AI Labs Are Getting Their Models Stolen. Their Defenses Might Not Work.
Every major AI lab says it has defenses against model distillation: the technique where someone clones a rival's AI by peppering it with queries and training a copycat on the outputs. Google, OpenAI, and Anthropic have all disclosed their own antidistillation methods. They publish benchmark numbers. The numbers look good.
A paper posted to arXiv on May 21 by researchers at Stanford and EPFL suggests those numbers may not mean what the labs think they mean. The core finding: existing defenses are tested against passive students, the kind of attacker who takes the queries they're given and trains straightforwardly on the responses. Real-world distillation campaigns are adaptive. They change their strategy based on what works. When evaluated against that harder standard, the defenses look substantially weaker.
The paper frames this as a game of imperfect information: the defender doesn't know which queries are part of an attack, and the attacker doesn't know which defenses are deployed. The researchers model both sides using a minimax framework and derive a practical defense called Product-of-Experts, or PoE. Rather than requiring costly per-query computation or degrading the quality of outputs, PoE combines the original model's responses with a deliberately weaker proxy student during generation. The result, the researchers argue, is a forward-pass-only method that is substantially cheaper than alternatives while preserving the quality of reasoning traces that defenders care about.
The passive-adaptive gap is the key finding. Under passive evaluation, PoE appears inferior to more expensive defenses. Under adaptive evaluation, the gap shrinks considerably. "Strong distillation remains difficult to stop," the authors write, "and progress on antidistillation should be judged against adaptive students rather than passive ones."

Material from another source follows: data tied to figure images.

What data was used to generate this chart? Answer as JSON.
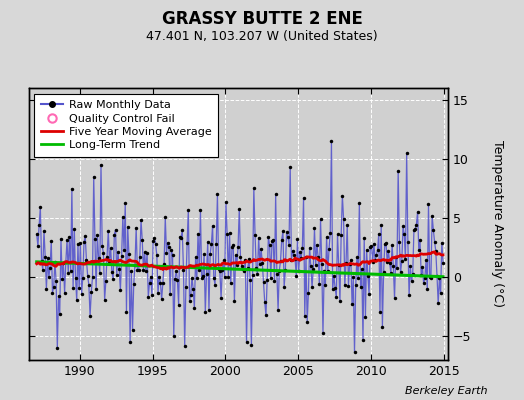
{
  "title": "GRASSY BUTTE 2 ENE",
  "subtitle": "47.401 N, 103.207 W (United States)",
  "ylabel": "Temperature Anomaly (°C)",
  "watermark": "Berkeley Earth",
  "xlim": [
    1986.5,
    2015.3
  ],
  "ylim": [
    -7,
    16
  ],
  "yticks": [
    -5,
    0,
    5,
    10,
    15
  ],
  "xticks": [
    1990,
    1995,
    2000,
    2005,
    2010,
    2015
  ],
  "bg_color": "#d8d8d8",
  "plot_bg_color": "#d0d0d0",
  "raw_line_color": "#5555cc",
  "raw_marker_color": "#000000",
  "ma_color": "#dd0000",
  "trend_color": "#00bb00",
  "qc_color": "#ff69b4",
  "title_fontsize": 12,
  "subtitle_fontsize": 9,
  "tick_fontsize": 9,
  "ylabel_fontsize": 9,
  "legend_fontsize": 8,
  "watermark_fontsize": 8,
  "seed": 42
}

The timing matters because the geopolitical stakes have escalated sharply. In February 2026, OpenAI sent a memo to the U.S. House Select Committee on the Chinese Communist Party accusing DeepSeek of using distillation to copy American AI models. Google separately disclosed that Gemini had been targeted by a single campaign involving more than 100,000 prompts. Anthropic identified industrial-scale extraction campaigns across three named labs, including MiniMax, which Anthropic said was responsible for more than 13 million exchanges with its Claude API. The U.S. private AI investment landscape in 2025 was $285.9 billion, compared to $12.4 billion in China, according to an analysis by the International Institute for Strategic Studies (IISS). Despite that investment gap, the compute advantage is not translating into unbeatable model protection.
The U.S. government has responded. In April 2026, the White House issued NSTM-4, a directive treating Chinese AI distillation attacks as a national security concern and directing federal agencies to treat them as such. A proposed law, the Deterring American AI Model Theft Act, would formalize the response by creating a public AI Model Extraction Attackers List and authorizing sanctions against identified actors. The IISS analysis notes that while the United States controls roughly 74 percent of global AI compute and China roughly 14 percent, China's stated goal of achieving AI parity by 2030 makes distillation an attractive shortcut.
John Hultquist, chief analyst at Google Threat Intelligence, said in February that the scale of the Gemini attack suggested a broader pattern. "We are going to be the canary in the coal mine for far more incidents," he told NBC News. Google classifies distillation as intellectual property theft.
The accountability question the paper raises is pointed. If the primary evaluation method for antidistillation defenses is testing them against passive students, and real attackers are adaptive, then labs that deployed those defenses may be more exposed than their published benchmarks indicate. The paper does not name which specific defenses it tests, and the full benchmark tables are not yet in a publicly available digest. The work, posted to arXiv on May 21, has not been peer-reviewed. Researchers who build defenses have an obvious incentive to test them against the easier benchmark, and their marketing reflects that choice.
The PoE approach, if it holds up under independent evaluation, would be a practical option for smaller AI developers who lack the compute budget of the frontier labs. The paper argues that the cost-performance tradeoff favors PoE over more expensive alternatives, particularly for teams that cannot afford to run full per-query adversarial filtering on every API call.
The real test will come when other researchers attempt to replicate the results. Labs whose defenses were tested in the paper will be asked to respond. The passive-adaptive gap, if it generalizes beyond the benchmarks in the paper, would be a structural problem for how the field evaluates model security. That is a high bar. It is also the question that matters most.